KADINLARIMIZ ONURSUZ DEĞİLDİR.

Türsab seçimleri yaklaştıkça sular ısınmaya başladı. Severim bu ortamı ancak artık asla topa girmem. Bacağımı kötü kırdılar. Maçları uzaktan izlerim. Malumunuz iki kelam ettik diye şirketimin biri kapatıldı diğeri ise hala denetimlerden kurtulamıyor.

Bilindiği kadarı ile başkanlık yarışında 3 aday var. Biri 18 senelik başkan, diğeri geçen sene kıl payı başkanlık yarışını kaybeden Emin Çakmak, diğeri ise Firuz Bağlıkaya. Öncelikle her 3 adayımıza da başarılar dilerim. Yarışa yeni katılan Firuz arkadaşımızı da içtenlikle kutlarım.

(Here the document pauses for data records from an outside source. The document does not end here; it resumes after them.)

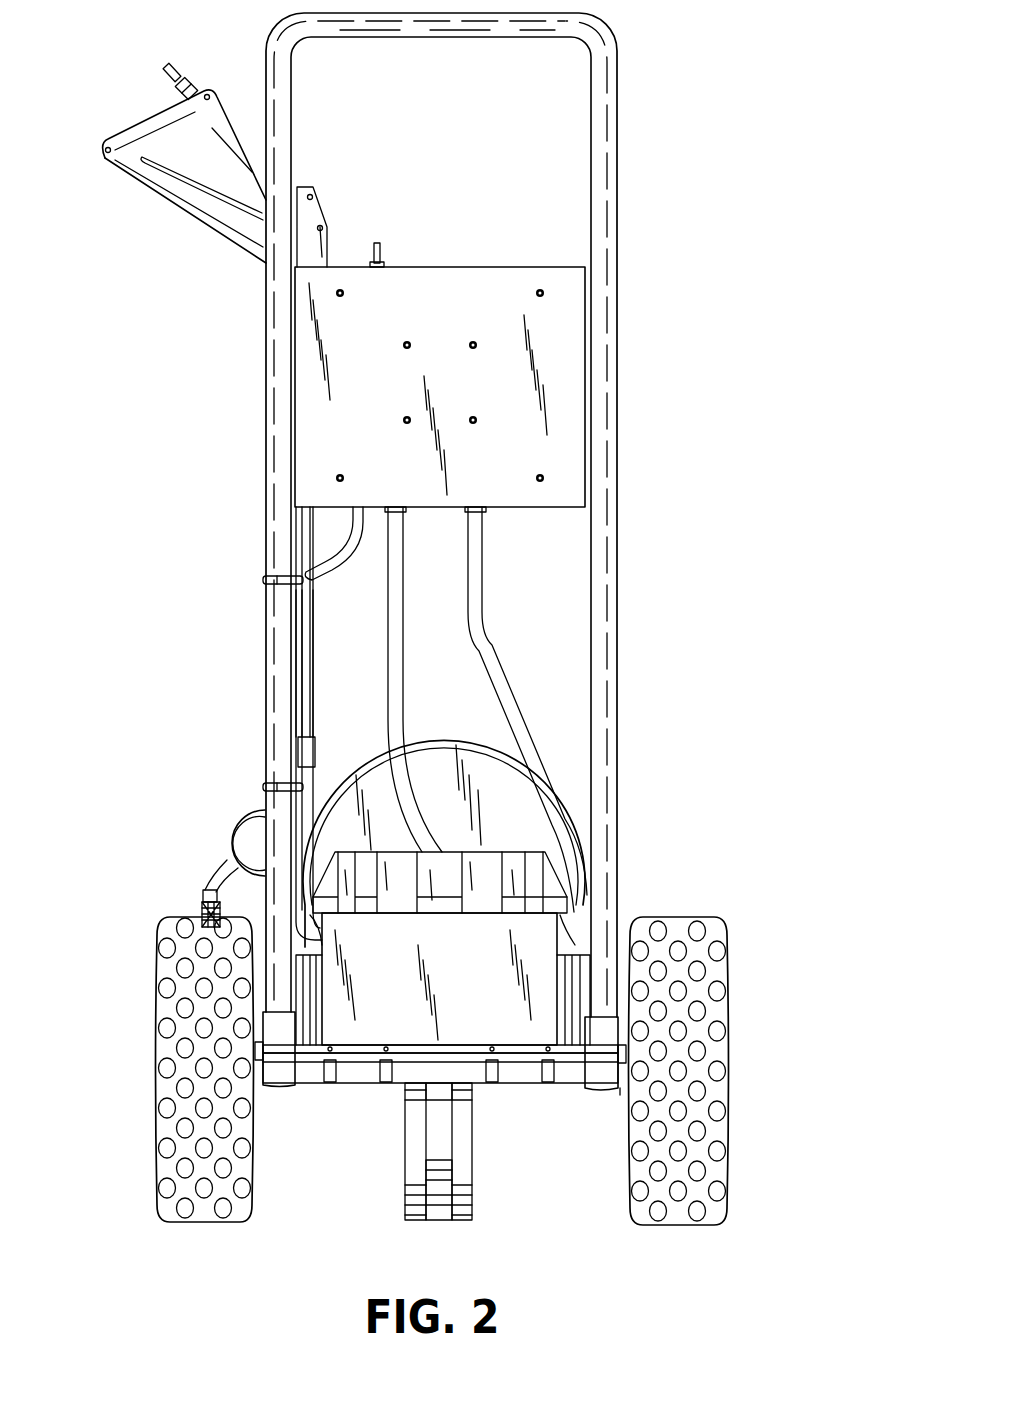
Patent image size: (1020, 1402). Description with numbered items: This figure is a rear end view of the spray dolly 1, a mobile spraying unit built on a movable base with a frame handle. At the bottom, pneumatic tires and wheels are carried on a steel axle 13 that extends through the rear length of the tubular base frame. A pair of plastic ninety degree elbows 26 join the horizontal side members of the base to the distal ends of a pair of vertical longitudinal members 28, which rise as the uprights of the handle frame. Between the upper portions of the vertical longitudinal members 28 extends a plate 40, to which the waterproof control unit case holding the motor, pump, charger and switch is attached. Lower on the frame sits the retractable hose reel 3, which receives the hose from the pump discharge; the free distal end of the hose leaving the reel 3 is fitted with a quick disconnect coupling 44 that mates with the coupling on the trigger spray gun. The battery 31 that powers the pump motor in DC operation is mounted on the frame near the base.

The spray dolly 1 is at (210, 556).
The retractable hose reel 3 is at (455, 727).
The steel axle 13 is at (620, 1092).
The ninety degree elbows 26 is at (605, 1040).
The vertical longitudinal members 28 is at (612, 567).
The battery 31 is at (450, 992).
The plate 40 is at (477, 291).
The quick disconnect coupling 44 is at (200, 898).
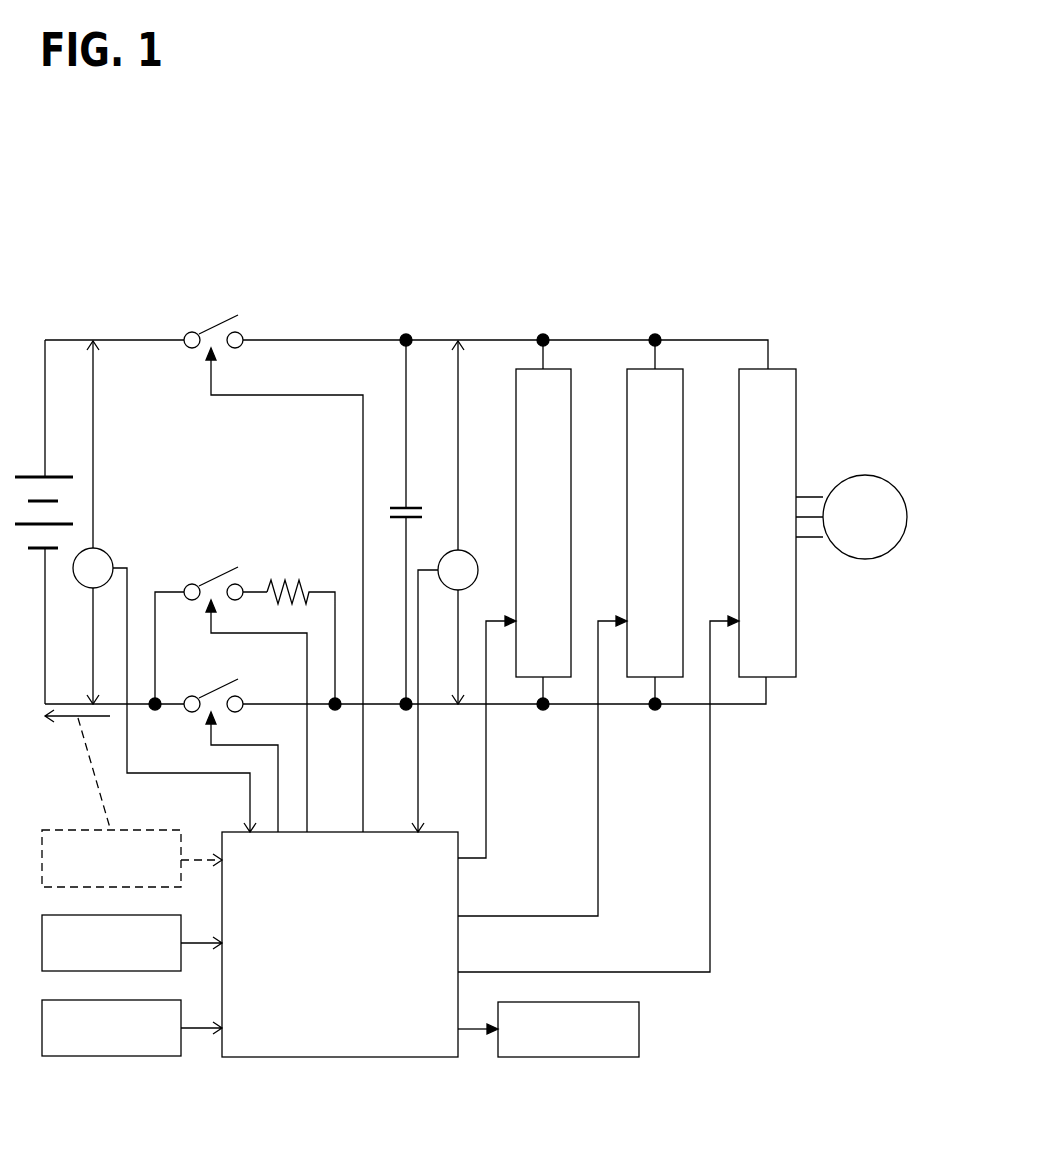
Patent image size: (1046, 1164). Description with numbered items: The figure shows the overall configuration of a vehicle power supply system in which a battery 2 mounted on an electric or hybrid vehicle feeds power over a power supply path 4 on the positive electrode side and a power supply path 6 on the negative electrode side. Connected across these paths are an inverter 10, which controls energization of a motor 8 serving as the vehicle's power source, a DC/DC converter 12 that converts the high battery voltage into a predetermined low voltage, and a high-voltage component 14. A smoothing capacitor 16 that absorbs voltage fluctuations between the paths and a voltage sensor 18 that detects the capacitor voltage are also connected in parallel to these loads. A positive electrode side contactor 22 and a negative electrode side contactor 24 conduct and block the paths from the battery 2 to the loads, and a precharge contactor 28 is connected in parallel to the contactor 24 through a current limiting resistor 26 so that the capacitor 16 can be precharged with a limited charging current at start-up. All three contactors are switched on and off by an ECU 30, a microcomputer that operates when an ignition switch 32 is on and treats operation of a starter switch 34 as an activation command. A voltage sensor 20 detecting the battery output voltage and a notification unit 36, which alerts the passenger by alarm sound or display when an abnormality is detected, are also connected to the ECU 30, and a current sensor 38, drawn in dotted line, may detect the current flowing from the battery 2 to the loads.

The battery 2 is at (58, 473).
The power supply path on the positive electrode side 4 is at (393, 337).
The power supply path on the negative electrode side 6 is at (389, 707).
The motor 8 is at (866, 477).
The inverter 10 is at (798, 410).
The DC/DC converter 12 is at (574, 410).
The high-voltage component 14 is at (686, 410).
The smoothing capacitor 16 is at (414, 498).
The voltage sensor 18 is at (465, 553).
The voltage sensor 20 is at (103, 553).
The positive electrode side contactor 22 is at (213, 318).
The negative electrode side contactor 24 is at (213, 683).
The current limiting resistor 26 is at (283, 578).
The precharge contactor 28 is at (213, 572).
The ECU 30 is at (436, 830).
The ignition switch 32 is at (58, 913).
The starter switch 34 is at (58, 998).
The notification unit 36 is at (640, 1015).
The current sensor 38 is at (58, 828).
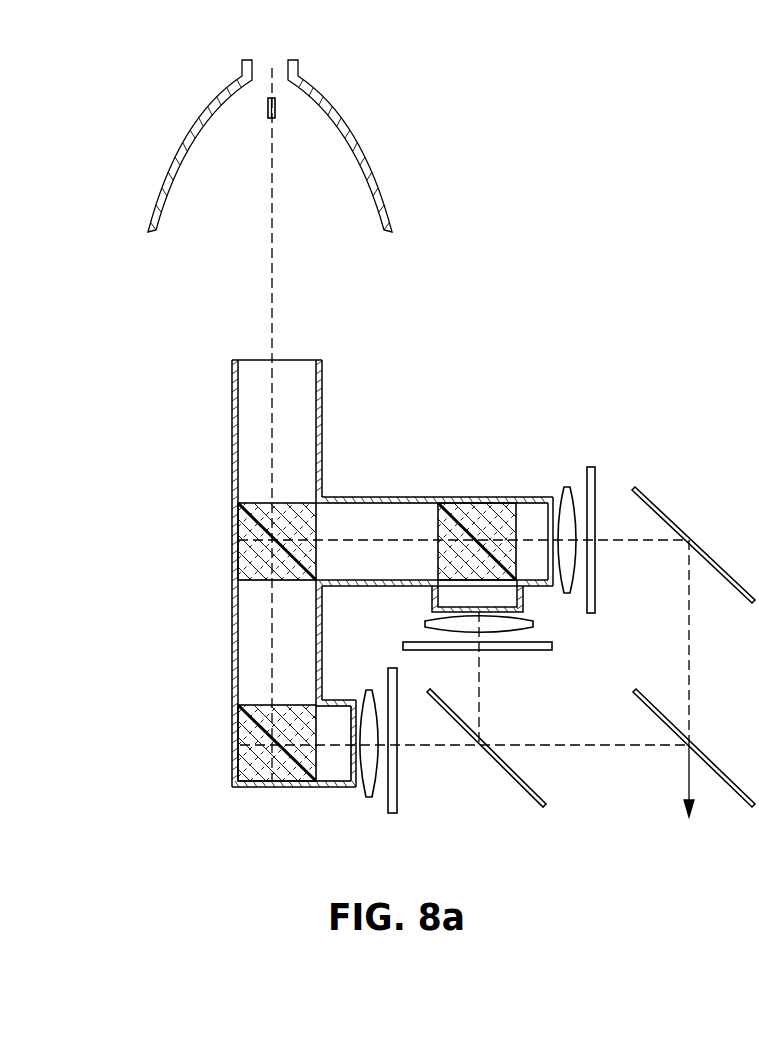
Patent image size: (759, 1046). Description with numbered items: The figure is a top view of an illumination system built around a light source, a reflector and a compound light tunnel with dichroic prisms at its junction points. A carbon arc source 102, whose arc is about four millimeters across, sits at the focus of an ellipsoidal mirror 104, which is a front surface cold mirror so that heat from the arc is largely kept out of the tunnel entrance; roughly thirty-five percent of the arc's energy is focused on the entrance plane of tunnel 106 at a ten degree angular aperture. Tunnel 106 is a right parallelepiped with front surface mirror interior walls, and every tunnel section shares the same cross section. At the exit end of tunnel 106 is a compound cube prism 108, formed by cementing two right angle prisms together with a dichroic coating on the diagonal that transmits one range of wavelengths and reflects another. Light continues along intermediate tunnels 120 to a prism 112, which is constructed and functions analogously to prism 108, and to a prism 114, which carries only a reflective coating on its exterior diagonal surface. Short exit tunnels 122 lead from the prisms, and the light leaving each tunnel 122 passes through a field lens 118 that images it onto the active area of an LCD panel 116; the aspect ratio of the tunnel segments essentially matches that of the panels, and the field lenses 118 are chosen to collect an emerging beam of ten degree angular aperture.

The carbon arc source 102 is at (268, 108).
The ellipsoidal mirror 104 is at (360, 132).
The tunnel 106 is at (322, 387).
The compound cube prism 108 is at (230, 542).
The prism 112 is at (465, 501).
The prism 114 is at (232, 723).
The LCD panels 116 is at (597, 499).
The field lens 118 is at (563, 487).
The tunnels 120 is at (342, 512).
The tunnels 122 is at (505, 598).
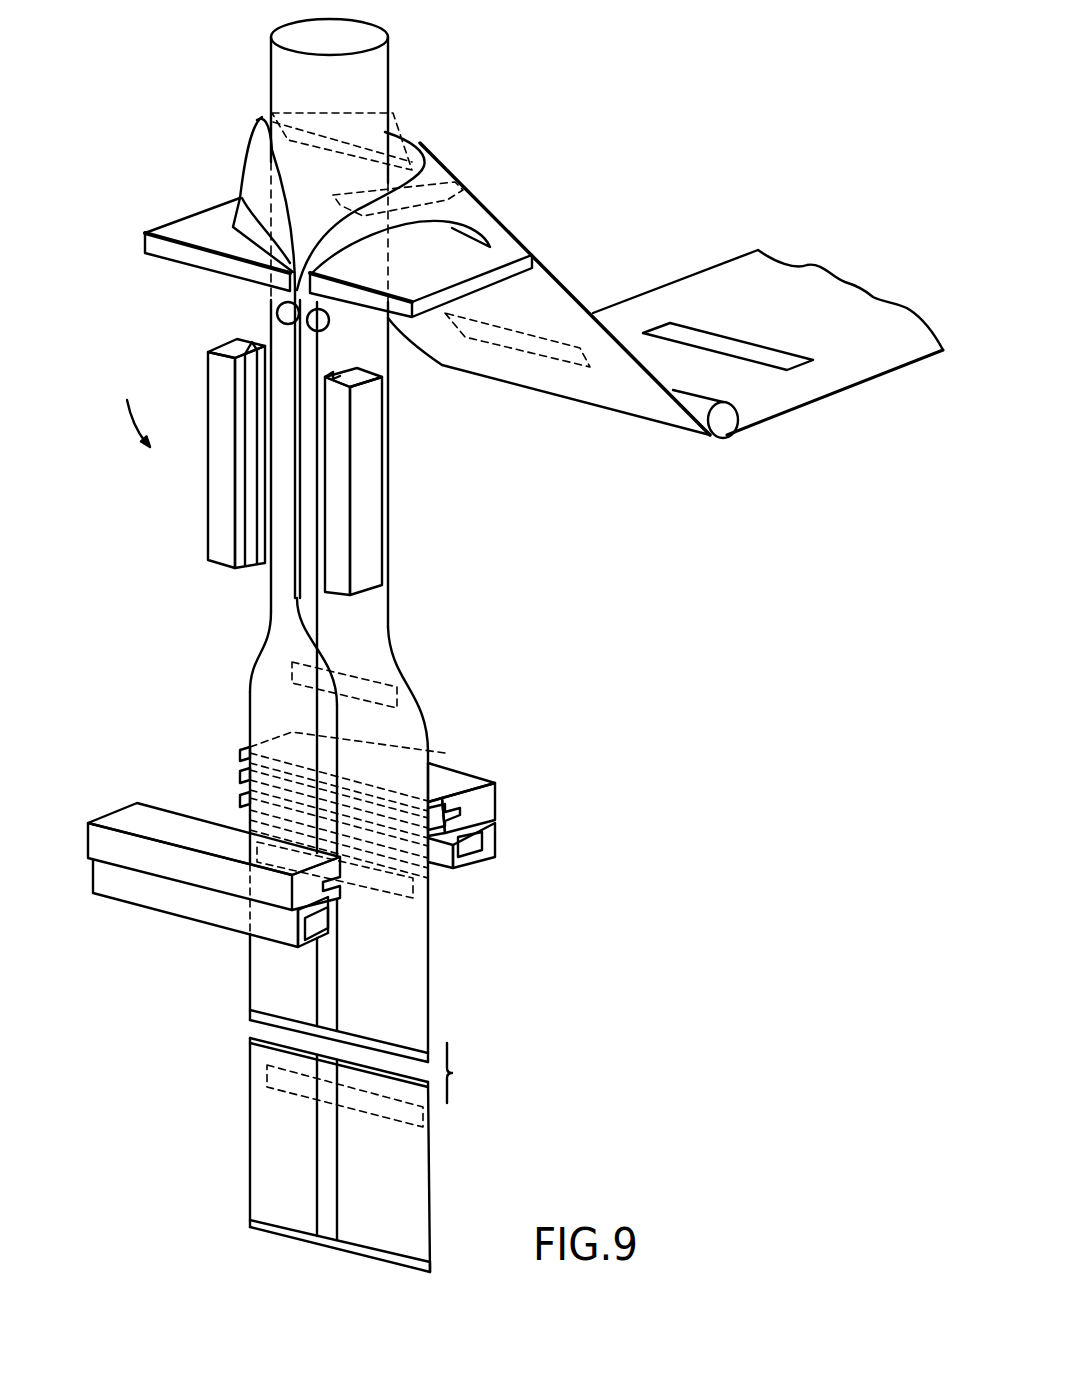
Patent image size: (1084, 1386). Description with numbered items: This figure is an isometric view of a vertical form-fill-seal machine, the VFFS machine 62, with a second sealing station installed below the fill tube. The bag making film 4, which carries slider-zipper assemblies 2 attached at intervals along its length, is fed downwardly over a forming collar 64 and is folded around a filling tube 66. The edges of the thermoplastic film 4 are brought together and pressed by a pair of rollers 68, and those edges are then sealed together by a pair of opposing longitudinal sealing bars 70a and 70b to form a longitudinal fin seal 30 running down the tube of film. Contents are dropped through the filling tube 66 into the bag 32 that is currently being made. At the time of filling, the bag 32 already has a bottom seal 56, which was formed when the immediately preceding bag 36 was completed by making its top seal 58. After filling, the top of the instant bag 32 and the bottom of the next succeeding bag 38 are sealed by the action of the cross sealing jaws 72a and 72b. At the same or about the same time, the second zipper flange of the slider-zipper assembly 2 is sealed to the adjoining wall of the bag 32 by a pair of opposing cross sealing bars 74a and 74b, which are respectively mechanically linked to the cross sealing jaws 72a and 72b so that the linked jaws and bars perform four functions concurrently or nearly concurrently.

The slider-zipper assemblies 2 is at (375, 125).
The bag making film 4 is at (262, 117).
The longitudinal fin seal 30 is at (297, 592).
The bag 32 is at (430, 1007).
The immediately preceding bag 36 is at (432, 1223).
The next succeeding bag 38 is at (413, 682).
The bottom seal 56 is at (258, 1015).
The top seal 58 is at (252, 1037).
The VFFS machine 62 is at (131, 410).
The forming collar 64 is at (190, 222).
The filling tube 66 is at (390, 75).
The pair of rollers 68 is at (277, 312).
The longitudinal sealing bar 70a is at (208, 512).
The longitudinal sealing bar 70b is at (375, 518).
The cross sealing jaw 72a is at (137, 805).
The cross sealing jaw 72b is at (497, 795).
The cross sealing bar 74a is at (158, 912).
The cross sealing bar 74b is at (482, 863).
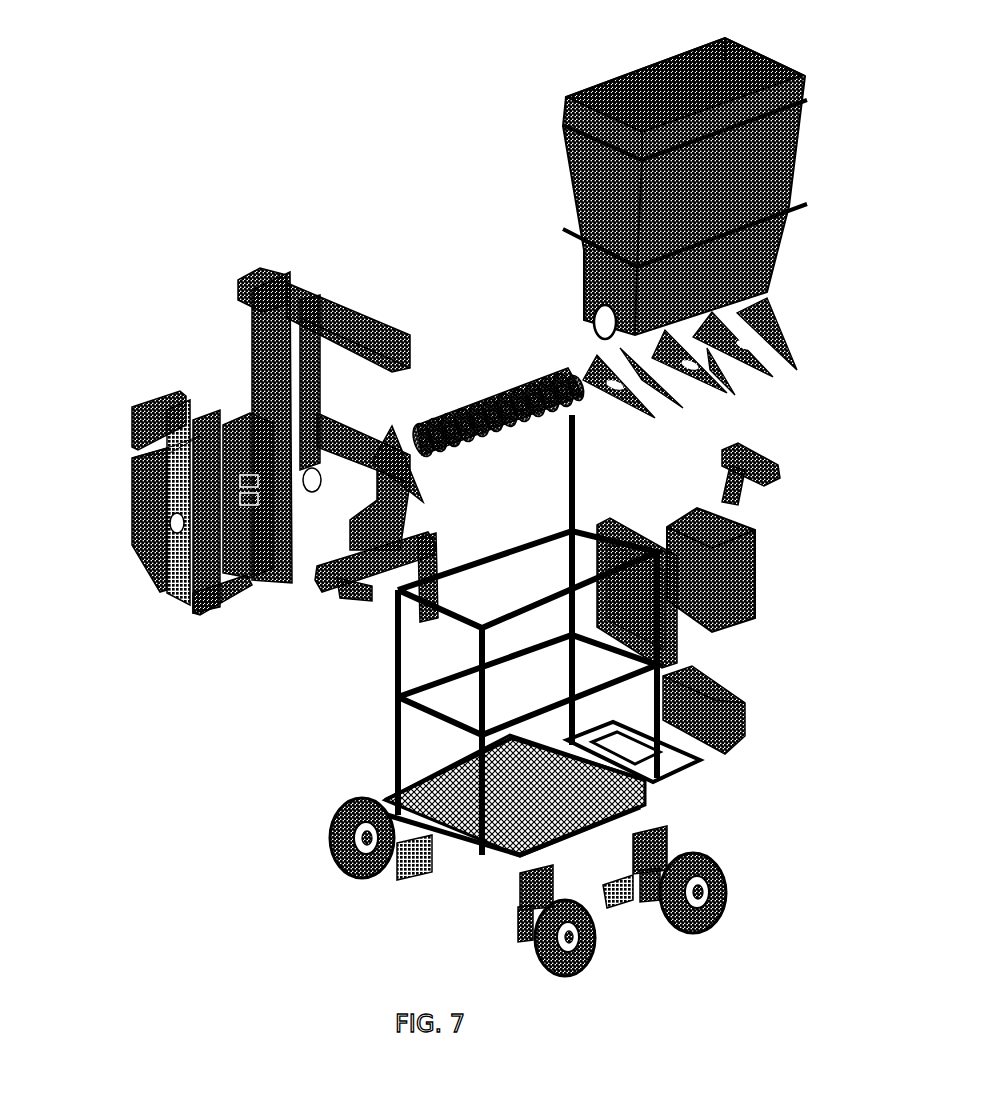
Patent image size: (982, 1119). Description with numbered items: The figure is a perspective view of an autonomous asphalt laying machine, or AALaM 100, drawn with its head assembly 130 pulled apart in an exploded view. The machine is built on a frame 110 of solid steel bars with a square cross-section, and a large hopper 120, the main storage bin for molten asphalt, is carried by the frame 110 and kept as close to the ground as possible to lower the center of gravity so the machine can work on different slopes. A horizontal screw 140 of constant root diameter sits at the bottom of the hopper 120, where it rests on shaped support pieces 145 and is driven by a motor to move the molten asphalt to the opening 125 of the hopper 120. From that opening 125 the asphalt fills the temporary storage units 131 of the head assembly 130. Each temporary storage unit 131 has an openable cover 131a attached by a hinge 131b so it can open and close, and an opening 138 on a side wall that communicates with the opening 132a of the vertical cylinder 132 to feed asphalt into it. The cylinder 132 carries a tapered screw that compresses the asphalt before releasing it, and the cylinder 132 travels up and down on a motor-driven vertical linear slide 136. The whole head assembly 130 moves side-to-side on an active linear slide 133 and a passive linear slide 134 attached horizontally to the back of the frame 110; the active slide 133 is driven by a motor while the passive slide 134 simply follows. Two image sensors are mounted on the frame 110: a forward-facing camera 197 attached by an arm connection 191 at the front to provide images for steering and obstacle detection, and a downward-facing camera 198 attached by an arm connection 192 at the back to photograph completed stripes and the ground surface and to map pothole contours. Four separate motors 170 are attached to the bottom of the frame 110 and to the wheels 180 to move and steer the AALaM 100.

Malum kendisi senelerce Türsab yönetiminde çalışmış, Türsab içerisinde her türlü tecrübe ve donanıma sahip, yabancı diller ve kültür birikimleri ile seçimi kazandığı takdirde görevini layığı ile yapacağından emin olduğum bir arkadaşımızdır. Bendeniz, Başaran Ulusoy’un 18 senede yaptıklarını takdir ederken yapamadıklarını veya eksikliklerini aynı ekolden gelen ve başkan ile omuz omuza çalışmış olan Firuz Bağlıkaya arkadaşımızın layığı ile tamamlayacağına gönülden inanıyorum.

Elbette adayların bu yola kimlerle çıktıkları da önemlidir. Ancak, Firuz’un da Kadın düşmanı olarak bilinen, Genel kurulda bir kadın arkadaşımızın odasına “erkek gönderme” önerisinde bulunan, her genel kurulda en öne oturup salya sümük rakiplerine küfür, aşağılama, hakaretlerde bulunan, insanları espri dahi olsa “cenin ticareti” yapmakla itham eden, kendisini hac-umre dahisi ilan edip Arap misafirlerini Aksaray’ın arka sokaklarının en mümtaz! batakhanelerinde malum şekilde ağırlayan, kısaca bu camianın en nefret edilen, en sevilmeyen insanlarından uzak durması gerekmektedir. Çünkü camiamızın hiçbir onurlu kadınının kendisini bu derece aşağılayan bir kişi! ve onun temsil ettiği grubuna oy verecek kadar onursuz olduğunu düşünemiyorum.